GDP means Gross Domestic Product, which is the total market value of all final goods and services produced in a country in a given year.

GDP (Gross Domestic Product) is a measure of a country’s production or income. In simple words, it is the sum of all the incomes of the people living in a particular country. It is the value of a country's overall output of the respected goods and services at market prices. The GDP does not include the net abroad income. For instance, the GDP of US is $15 trillion.

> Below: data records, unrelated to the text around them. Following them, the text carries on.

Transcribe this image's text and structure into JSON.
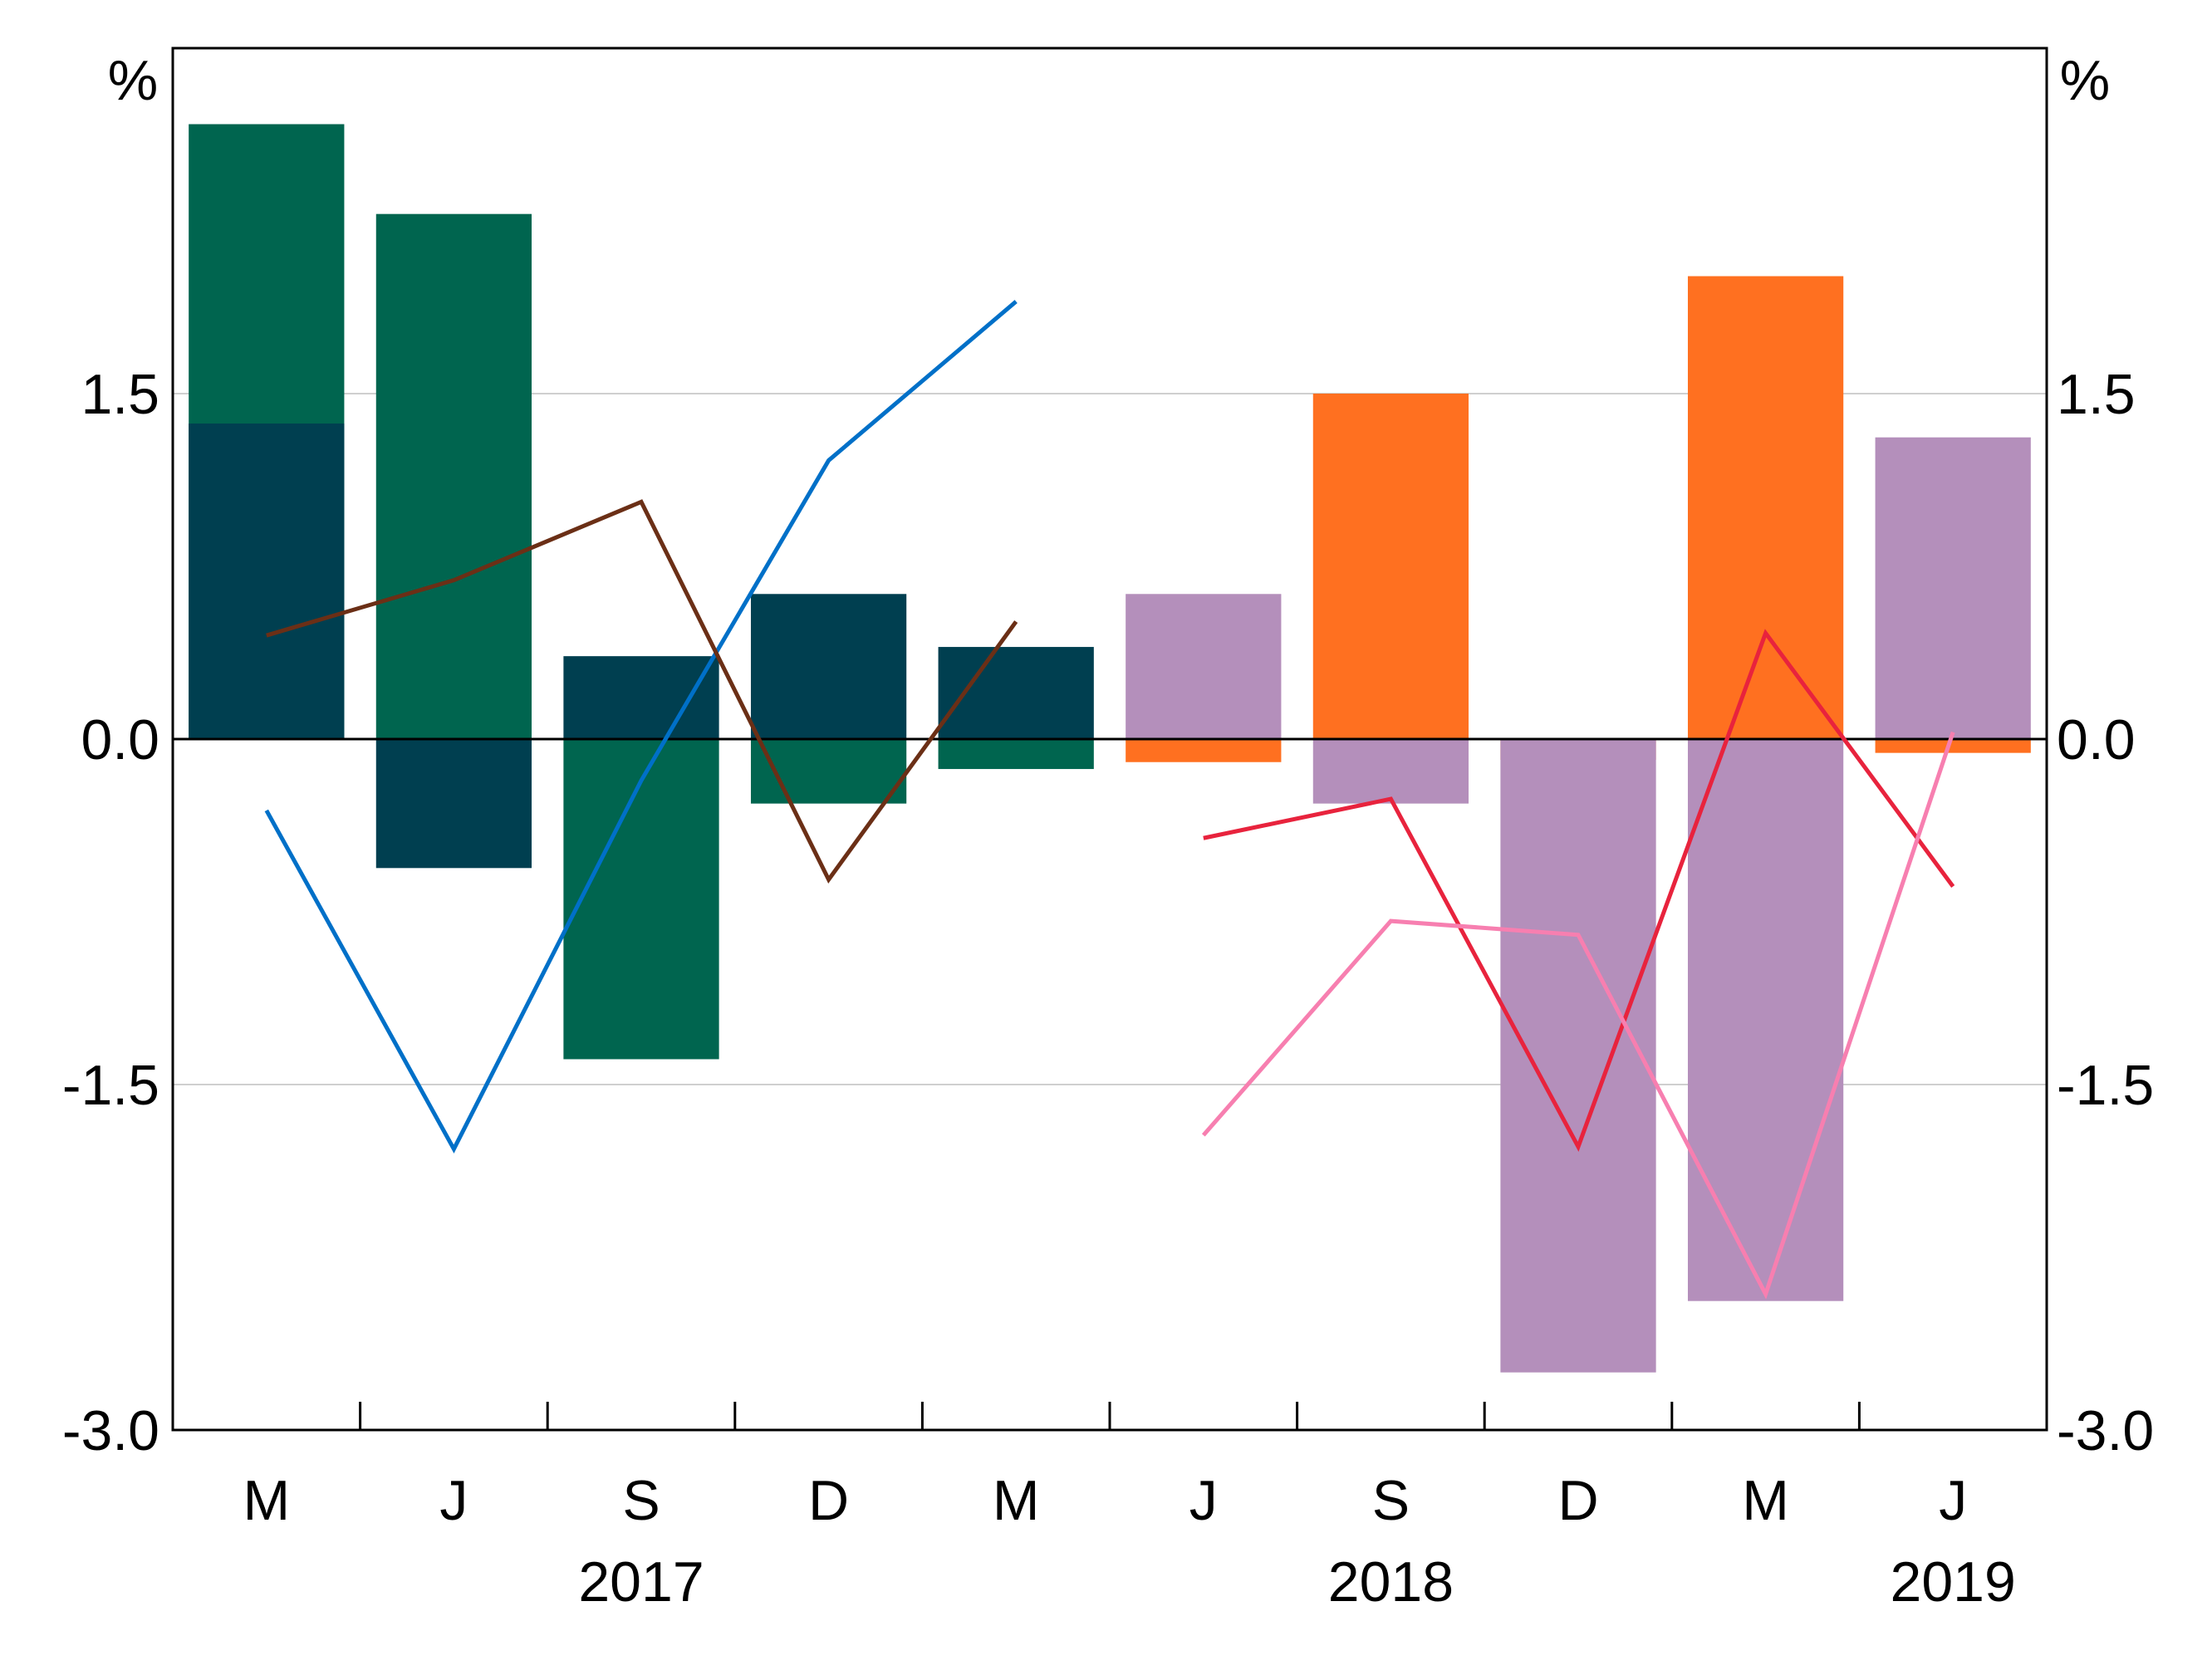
{
  "chart_data": {
    "type": "bar",
    "title": "",
    "xlabel": "",
    "ylabel": "",
    "unit_left": "%",
    "unit_right": "%",
    "ylim": [
      -3.0,
      3.0
    ],
    "yticks": [
      "1.5",
      "0.0",
      "-1.5",
      "-3.0"
    ],
    "ytick_values": [
      1.5,
      0.0,
      -1.5,
      -3.0
    ],
    "grid": true,
    "categories": [
      "M",
      "J",
      "S",
      "D",
      "M",
      "J",
      "S",
      "D",
      "M",
      "J"
    ],
    "years": [
      {
        "label": "2017",
        "center_index": 2.5
      },
      {
        "label": "2018",
        "center_index": 6.5
      },
      {
        "label": "2019",
        "center_index": 9.5
      }
    ],
    "bar_series": [
      {
        "color": "#00654f",
        "values": [
          2.67,
          2.28,
          -1.39,
          -0.28,
          -0.13,
          null,
          null,
          null,
          null,
          null
        ]
      },
      {
        "color": "#003f50",
        "values": [
          1.37,
          -0.56,
          0.36,
          0.63,
          0.4,
          null,
          null,
          null,
          null,
          null
        ]
      },
      {
        "color": "#ff7020",
        "values": [
          null,
          null,
          null,
          null,
          null,
          -0.1,
          1.5,
          -0.09,
          2.01,
          -0.06
        ]
      },
      {
        "color": "#b48fbb",
        "values": [
          null,
          null,
          null,
          null,
          null,
          0.63,
          -0.28,
          -2.75,
          -2.44,
          1.31
        ]
      }
    ],
    "line_series": [
      {
        "color": "#0070c8",
        "values": [
          -0.31,
          -1.78,
          null,
          null,
          1.9
        ],
        "x": [
          0,
          1,
          2,
          3,
          4
        ],
        "points": [
          -0.31,
          -1.78,
          -0.18,
          1.21,
          1.9
        ]
      },
      {
        "color": "#6b2f16",
        "x": [
          0,
          1,
          2,
          3,
          4
        ],
        "points": [
          0.45,
          0.69,
          1.03,
          -0.61,
          0.51
        ]
      },
      {
        "color": "#e8233d",
        "x": [
          5,
          6,
          7,
          8,
          9
        ],
        "points": [
          -0.43,
          -0.26,
          -1.77,
          0.46,
          -0.64
        ]
      },
      {
        "color": "#f77fb0",
        "x": [
          5,
          6,
          7,
          8,
          9
        ],
        "points": [
          -1.72,
          -0.79,
          -0.85,
          -2.41,
          0.03
        ]
      }
    ]
  }
}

The GDP is one of the simplest & intuitive measures of a country, which tracks its economy and the net imported income. It helps the country to find its economical progress and development. Usually, GDP is expressed as a comparison to the previous quarter or year. It primarily indicates and reflects the health of a country. A country’s recession wholly is dependent on the GDP of the country. GDP is generally shown by representing on a Graph.

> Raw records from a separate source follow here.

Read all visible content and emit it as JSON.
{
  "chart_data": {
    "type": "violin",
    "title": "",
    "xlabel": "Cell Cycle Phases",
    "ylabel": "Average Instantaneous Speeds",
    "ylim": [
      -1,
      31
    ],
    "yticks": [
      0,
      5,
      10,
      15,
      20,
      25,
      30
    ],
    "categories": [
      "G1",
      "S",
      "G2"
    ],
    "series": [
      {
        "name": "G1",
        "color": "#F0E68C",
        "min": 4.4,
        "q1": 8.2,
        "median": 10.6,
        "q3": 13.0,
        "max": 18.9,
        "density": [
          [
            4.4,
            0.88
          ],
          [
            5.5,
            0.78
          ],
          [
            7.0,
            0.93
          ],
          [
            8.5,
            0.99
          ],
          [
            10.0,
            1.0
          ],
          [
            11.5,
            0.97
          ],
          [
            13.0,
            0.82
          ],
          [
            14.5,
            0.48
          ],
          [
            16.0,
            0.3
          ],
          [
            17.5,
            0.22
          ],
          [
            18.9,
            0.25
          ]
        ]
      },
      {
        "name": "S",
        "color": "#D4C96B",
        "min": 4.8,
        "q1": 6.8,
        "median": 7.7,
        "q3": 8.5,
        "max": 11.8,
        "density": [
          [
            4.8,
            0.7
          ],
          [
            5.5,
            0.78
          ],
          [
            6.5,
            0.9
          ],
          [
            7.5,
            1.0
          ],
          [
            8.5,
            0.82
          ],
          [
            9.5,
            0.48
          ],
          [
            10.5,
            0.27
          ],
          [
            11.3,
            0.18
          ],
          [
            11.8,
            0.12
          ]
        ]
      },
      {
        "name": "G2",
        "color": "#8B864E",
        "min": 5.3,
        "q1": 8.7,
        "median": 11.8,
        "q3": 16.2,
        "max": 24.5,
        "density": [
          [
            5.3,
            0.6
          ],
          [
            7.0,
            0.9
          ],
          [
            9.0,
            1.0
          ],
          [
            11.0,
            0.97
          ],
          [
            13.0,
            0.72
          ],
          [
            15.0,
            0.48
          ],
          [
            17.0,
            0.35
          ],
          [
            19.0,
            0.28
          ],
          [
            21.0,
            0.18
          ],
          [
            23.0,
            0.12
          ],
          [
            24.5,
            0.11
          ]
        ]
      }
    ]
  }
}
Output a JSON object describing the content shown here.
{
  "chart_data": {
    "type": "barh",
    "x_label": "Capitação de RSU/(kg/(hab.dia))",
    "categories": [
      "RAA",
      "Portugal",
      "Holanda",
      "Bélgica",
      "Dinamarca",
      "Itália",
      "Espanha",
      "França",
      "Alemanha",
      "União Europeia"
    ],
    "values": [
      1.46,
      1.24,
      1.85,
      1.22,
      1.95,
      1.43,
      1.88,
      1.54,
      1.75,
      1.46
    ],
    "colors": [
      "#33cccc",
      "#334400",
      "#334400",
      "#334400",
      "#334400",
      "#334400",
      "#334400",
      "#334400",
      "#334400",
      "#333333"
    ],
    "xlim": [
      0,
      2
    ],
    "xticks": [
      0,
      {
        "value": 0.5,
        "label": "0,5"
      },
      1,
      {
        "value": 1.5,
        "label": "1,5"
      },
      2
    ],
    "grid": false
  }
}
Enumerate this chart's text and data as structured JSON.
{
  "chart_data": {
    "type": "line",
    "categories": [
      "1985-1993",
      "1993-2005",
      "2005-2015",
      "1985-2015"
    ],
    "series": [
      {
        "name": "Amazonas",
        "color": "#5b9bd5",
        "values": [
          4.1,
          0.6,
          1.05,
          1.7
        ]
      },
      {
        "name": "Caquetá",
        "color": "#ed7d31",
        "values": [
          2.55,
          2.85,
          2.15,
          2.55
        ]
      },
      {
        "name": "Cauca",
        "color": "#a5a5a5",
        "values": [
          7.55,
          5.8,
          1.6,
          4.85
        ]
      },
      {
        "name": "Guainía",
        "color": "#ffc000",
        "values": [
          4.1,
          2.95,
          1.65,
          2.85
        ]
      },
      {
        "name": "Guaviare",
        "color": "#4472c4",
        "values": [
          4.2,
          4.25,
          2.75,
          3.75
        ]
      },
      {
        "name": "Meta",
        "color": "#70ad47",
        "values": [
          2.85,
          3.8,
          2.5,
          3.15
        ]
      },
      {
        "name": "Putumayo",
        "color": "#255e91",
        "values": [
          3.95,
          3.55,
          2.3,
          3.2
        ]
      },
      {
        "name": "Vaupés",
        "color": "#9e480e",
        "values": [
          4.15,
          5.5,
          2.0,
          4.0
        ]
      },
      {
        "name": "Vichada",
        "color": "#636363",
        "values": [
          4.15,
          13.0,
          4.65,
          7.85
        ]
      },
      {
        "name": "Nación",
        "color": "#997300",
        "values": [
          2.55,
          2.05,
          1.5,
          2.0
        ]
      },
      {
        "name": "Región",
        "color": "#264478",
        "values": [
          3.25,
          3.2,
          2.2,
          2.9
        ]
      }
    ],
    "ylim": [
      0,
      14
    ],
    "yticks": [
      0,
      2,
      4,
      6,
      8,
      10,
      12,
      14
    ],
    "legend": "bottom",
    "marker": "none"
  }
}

The GDP is basically measured as: Y = C + I + E + G.

Where, Y= GDP, C= Consumer Spending,  I= Investment made by industry,  E= Excess of Exports over Imports, G= Government Spending. 

Generally, GDP is determined in three ways, which are similar in all the aspects:

Production Approach: It is the market value of all final goods and services calculated during the 1 year. This approach is also called as a Net Product or Value added method. Symbolically, it is calculated as:

  • Net Value Added = Gross Value of output – Value of Intermediate Consumption.

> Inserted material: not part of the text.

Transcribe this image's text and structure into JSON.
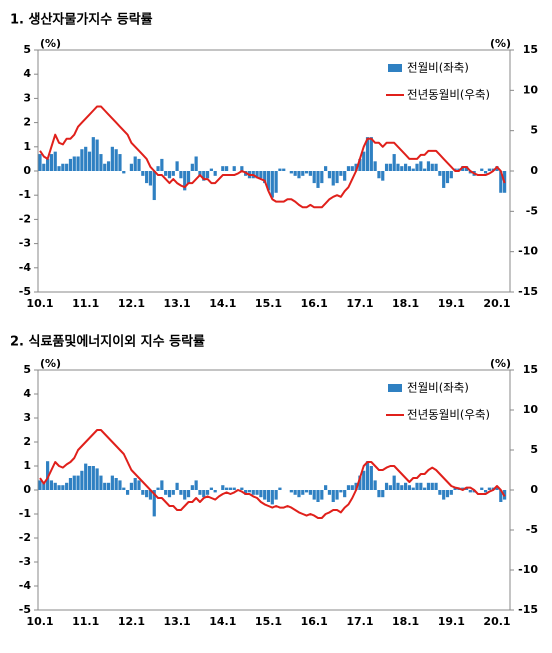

Income Approach: It is the sum total of incomes of individuals living in a country during 1 year. Here, the GDP is calculated as:

  • GDP = Compensation of Employees + Gross Operating Surplus + Gross Mixed Income + Taxes Less Subsidies on Production and Imports.

And the total Factor income is expressed as:

  • Total factor income = Employee Compensation + Corporate Profits + Proprietor's Income + Rental Income + Net Interest. 

Expenditure Approach: These are all expenditure incurred by individuals during 1 year. Here the GDP is expressed as:

  • GDP (Y) = Final Consumption Expenditure (FCE) + Net Exports (X – M).